Les méga-bassines ne profitent qu’à une petite minorité d'irrigant·e·s qui vont continuer à s’agrandir pendant que leur voisin·e·s disparaîtront. Elles ne visent qu'à maintenir en sursis face au changement climatique un type de productions intrinsèquement dépendantes des intrants chimiques, qui stérilisent les sols, font disparaître la faune et la flore, polluent les milieux aquatiques et l'eau du robinet, empoisonnent les humain·e·s à commencer par les riverain·e·s et les agriculteurs eux- mêmes.

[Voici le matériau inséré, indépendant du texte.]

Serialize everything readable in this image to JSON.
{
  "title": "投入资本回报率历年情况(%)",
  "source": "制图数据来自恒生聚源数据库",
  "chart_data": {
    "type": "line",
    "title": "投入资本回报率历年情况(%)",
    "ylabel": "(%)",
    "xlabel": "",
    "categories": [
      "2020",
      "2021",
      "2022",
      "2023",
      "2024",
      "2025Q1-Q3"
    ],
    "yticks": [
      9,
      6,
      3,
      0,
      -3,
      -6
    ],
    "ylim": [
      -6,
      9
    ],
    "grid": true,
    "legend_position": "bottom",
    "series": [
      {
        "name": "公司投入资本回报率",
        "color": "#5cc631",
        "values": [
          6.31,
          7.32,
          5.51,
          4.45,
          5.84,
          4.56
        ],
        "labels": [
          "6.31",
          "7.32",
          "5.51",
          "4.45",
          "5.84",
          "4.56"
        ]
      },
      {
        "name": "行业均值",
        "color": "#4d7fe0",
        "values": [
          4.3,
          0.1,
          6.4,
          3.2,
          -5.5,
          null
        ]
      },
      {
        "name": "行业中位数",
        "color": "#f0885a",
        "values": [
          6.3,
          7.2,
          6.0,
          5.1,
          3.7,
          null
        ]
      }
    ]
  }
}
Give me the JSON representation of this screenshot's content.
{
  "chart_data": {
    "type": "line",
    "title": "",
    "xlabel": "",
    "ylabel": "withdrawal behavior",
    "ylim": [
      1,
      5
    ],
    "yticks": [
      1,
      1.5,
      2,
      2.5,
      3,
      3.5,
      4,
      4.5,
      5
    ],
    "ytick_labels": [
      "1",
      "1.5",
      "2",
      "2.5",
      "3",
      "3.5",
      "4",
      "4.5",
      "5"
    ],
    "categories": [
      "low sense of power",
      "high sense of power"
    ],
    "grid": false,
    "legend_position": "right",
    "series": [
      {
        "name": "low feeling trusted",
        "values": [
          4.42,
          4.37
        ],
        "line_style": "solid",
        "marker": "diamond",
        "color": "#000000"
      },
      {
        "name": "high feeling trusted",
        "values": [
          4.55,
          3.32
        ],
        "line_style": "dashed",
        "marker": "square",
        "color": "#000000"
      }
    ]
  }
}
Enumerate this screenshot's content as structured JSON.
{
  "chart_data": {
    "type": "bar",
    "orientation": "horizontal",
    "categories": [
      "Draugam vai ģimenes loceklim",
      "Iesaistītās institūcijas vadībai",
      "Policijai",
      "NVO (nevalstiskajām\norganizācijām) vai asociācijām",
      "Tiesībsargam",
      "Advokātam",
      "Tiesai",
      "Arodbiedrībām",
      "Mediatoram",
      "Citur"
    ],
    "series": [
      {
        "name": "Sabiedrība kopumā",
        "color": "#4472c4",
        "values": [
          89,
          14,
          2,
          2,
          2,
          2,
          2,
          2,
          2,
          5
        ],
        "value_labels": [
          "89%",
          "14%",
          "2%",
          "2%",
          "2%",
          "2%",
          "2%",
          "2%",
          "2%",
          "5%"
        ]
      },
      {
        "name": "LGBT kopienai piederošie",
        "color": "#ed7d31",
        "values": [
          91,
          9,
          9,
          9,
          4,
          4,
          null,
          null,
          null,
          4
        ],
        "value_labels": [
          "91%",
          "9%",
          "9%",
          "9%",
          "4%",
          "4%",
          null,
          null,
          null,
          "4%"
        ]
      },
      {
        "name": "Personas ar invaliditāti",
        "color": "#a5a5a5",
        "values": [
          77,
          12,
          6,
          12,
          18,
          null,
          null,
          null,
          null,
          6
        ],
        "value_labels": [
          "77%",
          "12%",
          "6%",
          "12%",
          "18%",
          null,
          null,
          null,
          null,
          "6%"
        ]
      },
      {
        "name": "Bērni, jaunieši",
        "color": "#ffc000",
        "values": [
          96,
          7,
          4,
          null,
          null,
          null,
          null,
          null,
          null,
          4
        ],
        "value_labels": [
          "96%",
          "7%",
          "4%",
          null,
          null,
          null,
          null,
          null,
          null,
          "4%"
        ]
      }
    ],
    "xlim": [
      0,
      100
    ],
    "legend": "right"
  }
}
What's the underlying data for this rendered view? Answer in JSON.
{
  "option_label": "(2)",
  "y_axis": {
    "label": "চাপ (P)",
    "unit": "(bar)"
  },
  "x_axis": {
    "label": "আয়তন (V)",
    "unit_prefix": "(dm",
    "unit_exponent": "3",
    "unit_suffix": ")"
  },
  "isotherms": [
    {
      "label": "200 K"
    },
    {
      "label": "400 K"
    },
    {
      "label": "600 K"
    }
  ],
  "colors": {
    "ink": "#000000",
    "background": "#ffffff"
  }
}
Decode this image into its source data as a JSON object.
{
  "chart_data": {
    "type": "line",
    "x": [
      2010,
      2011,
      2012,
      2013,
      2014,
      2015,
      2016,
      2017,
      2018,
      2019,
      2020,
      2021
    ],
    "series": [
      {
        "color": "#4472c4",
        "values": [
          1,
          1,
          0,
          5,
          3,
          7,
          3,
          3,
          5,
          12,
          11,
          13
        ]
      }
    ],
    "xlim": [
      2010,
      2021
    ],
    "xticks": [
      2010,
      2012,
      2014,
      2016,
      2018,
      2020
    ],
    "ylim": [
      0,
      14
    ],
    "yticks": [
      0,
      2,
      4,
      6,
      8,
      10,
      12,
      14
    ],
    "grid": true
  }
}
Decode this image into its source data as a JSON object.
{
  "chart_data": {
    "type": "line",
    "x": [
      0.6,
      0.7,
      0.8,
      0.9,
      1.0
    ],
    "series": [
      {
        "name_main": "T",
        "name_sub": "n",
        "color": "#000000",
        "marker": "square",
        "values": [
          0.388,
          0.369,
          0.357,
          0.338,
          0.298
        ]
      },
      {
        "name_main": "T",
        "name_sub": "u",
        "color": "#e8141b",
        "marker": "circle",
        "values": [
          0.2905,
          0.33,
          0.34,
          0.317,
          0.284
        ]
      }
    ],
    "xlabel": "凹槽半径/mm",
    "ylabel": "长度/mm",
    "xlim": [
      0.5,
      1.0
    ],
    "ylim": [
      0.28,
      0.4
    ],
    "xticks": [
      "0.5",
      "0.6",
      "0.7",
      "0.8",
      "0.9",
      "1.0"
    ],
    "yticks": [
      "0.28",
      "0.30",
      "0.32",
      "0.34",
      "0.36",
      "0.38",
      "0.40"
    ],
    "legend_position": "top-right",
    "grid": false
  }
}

Elles sont le symbole d'un modèle néfaste aux paysan·ne·s et à nos territoires, qui refuse de se réinventer et de s'attaquer aux racines du problème : l’agriculture productiviste. Nous ne pouvons en effet plus passer à côté d'une transition agricole profonde qui permette aux paysan·ne·s, pris·es au piège d’un dogme sans avenir, d'adapter leurs pratiques aux ressources disponibles et non l'inverse, tout en tirant un revenu digne de leur activité. L'irrigation, mesurée, doit être réservée pour des productions alimentaires diversifiées, relocalisées et denses en emplois. Tout l'inverse d'une irrigation essentiellement dédiée à la culture massive du maïs destiné à l'élevage hors-sol, à l'export ou à la méthanisation.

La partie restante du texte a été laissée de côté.